Hope’s emotional journey takes her through the bakeries of Paris and three religious traditions, all guided by Mamie’s fairy tales and the sweet tastes of home. As Hope pieces together her family’s history, she finds horrific Holocaust stories mixed with powerful testimonies of her family’s will to survive in a world gone mad. And to reunite two lovers torn apart by terror, all she’ll need is a dash of courage, and the belief that God exists everywhere, even in cake. . . .

My thoughts...

This is the story of a woman that escaped the holocaust and fled to America leaving her family and the love of her life, Jacob, behind. Her parents refused to believe the warning that the Jews were going to be rounded up that very night. After she left her home she asked Jacob to go back and try once again to convince her parents to flee. He never returned. Years later as her mind gives in to Alzheimers she asks her granddaughter, Hope, to find out what happened to her family.

While I enjoyed the overall search for Mamie's family I had a very hard time with the main character, Hope, who is the most negative person! Her constant negativity along with her daughter's attitude ruined the story for me.

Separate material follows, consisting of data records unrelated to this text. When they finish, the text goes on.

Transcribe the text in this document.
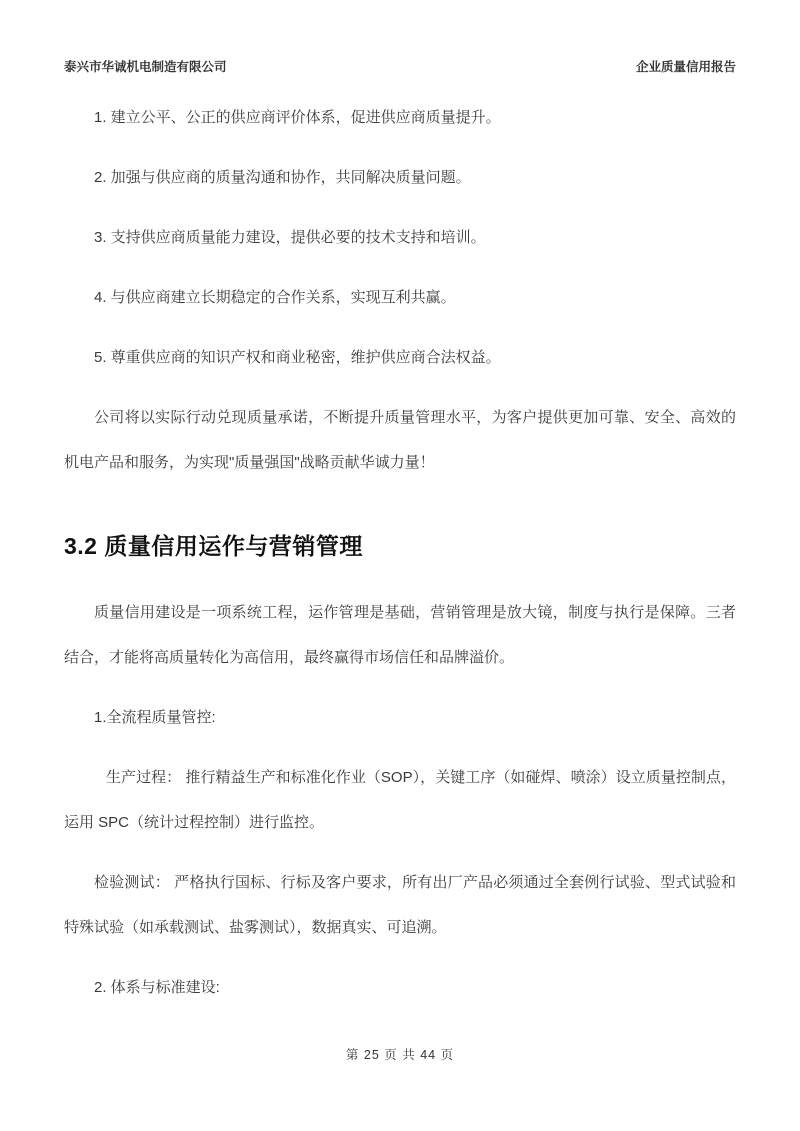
泰兴市华诚机电制造有限公司	企业质量信用报告

1. 建立公平、公正的供应商评价体系，促进供应商质量提升。

2. 加强与供应商的质量沟通和协作，共同解决质量问题。

3. 支持供应商质量能力建设，提供必要的技术支持和培训。

4. 与供应商建立长期稳定的合作关系，实现互利共赢。

5. 尊重供应商的知识产权和商业秘密，维护供应商合法权益。

公司将以实际行动兑现质量承诺，不断提升质量管理水平，为客户提供更加可靠、安全、高效的机电产品和服务，为实现"质量强国"战略贡献华诚力量！

3.2 质量信用运作与营销管理

质量信用建设是一项系统工程，运作管理是基础，营销管理是放大镜，制度与执行是保障。三者结合，才能将高质量转化为高信用，最终赢得市场信任和品牌溢价。

1.全流程质量管控:

生产过程： 推行精益生产和标准化作业（SOP），关键工序（如碰焊、喷涂）设立质量控制点，运用 SPC（统计过程控制）进行监控。

检验测试： 严格执行国标、行标及客户要求，所有出厂产品必须通过全套例行试验、型式试验和特殊试验（如承载测试、盐雾测试），数据真实、可追溯。

2. 体系与标准建设:

第 25 页 共 44 页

Her daughter, Annie, is a preteen whose favorite word is "whatever" which is so overused it was unreal. I did like the ending though it was bittersweet. I give this one 3.5 out of 5 stars.

I received a copy of this book free from Gallery Pocket Blog Tours in exchange for an honest review.

1 comment:

BrendaC said...

I totally agree about the main character, she really got on my nerves. Great review.